By Brenna R. Kelly
The Cincinnati Enquirer
COVINGTON - Instead of making calls on a free cell phone, 13 people may be making a call from jail.
Lured by the promise of a new phone, they showed up Saturday at the Northern Kentucky Convention Center, where they were greeted by the Kenton County Sheriff's Office.
The sting, dubbed Operation Nabbed, was designed to catch people with outstanding warrants whom the sheriff's office had been unable to find.
Sixteen people made appointments to check out the cell phone deal offered to them by mail from Debban ("nabbed" backwards) Communications. The 13 who showed up were taken to jail on charges from unpaid fines to drug trafficking, said Chief Deputy Ron Washington.
"They were surprised," Washington said. "One guy looked up at us and said: 'This is a good scam, I can't complain.' "
The office mailed letters offering the phone to more than 600 wanted people, many of them hard to find because of multiple addresses, Washington said. More than 200 letters were returned by the post office because the person had moved.

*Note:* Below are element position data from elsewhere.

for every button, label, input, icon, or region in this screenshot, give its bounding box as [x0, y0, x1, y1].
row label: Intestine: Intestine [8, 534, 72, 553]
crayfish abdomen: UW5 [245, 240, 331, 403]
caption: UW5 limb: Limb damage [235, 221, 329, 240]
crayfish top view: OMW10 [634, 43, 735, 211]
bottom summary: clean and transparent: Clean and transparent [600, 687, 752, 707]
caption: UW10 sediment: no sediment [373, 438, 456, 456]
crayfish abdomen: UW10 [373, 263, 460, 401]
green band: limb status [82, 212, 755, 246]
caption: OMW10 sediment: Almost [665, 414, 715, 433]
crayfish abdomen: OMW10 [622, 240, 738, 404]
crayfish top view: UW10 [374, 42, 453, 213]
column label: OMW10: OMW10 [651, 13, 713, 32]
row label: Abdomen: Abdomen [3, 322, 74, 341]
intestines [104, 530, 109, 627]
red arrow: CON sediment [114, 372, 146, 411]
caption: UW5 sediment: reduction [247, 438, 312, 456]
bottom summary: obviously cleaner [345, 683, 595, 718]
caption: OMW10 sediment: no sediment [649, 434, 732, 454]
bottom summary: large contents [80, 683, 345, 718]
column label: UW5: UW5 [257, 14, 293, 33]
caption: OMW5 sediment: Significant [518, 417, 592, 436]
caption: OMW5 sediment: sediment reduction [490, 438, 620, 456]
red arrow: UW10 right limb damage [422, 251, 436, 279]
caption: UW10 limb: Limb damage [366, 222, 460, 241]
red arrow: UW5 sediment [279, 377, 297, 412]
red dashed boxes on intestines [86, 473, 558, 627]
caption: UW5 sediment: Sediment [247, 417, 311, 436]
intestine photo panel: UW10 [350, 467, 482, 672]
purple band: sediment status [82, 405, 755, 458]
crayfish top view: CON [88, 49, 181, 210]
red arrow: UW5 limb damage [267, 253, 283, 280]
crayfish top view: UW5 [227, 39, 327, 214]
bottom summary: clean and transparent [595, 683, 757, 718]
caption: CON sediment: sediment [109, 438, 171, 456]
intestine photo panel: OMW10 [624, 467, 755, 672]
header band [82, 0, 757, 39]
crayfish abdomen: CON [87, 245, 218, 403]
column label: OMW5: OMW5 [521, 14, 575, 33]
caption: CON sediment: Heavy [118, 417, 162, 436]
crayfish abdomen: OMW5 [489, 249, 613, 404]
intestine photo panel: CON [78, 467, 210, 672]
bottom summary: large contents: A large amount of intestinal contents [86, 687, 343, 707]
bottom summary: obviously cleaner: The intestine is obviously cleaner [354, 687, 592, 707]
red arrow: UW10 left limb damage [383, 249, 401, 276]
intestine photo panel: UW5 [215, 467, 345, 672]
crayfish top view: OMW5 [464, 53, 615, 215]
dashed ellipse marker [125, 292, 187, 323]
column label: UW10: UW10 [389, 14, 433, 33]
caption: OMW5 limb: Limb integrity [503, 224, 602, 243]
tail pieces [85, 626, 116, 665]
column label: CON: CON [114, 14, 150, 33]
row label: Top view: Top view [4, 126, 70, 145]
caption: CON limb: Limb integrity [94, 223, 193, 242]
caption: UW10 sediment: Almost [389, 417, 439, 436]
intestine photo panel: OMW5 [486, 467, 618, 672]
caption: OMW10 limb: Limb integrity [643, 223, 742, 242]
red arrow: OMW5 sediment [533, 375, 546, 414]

"These people are people who move around a lot," Washington said. "That makes it difficult, because by the time we're knocking on their doors, they've moved."
Typically three hours of work may net just one arrest, he said. The 13 arrests Saturday came in just four hours.
"This is one way to get the criminal to come to you," Washington said.
Saturday's roundup was the second phase of "Operation Nabbed." The first began six weeks ago when the office added two officers to its Fugitive Apprehension Team, doubling it. The additional deputies had made 61 arrests before Saturday on people they could find quickly.
The Kentucky Division of Probation and Parole and the Kenton County Jail also assisted in the operation.
Jane Prendergast contributed to this report.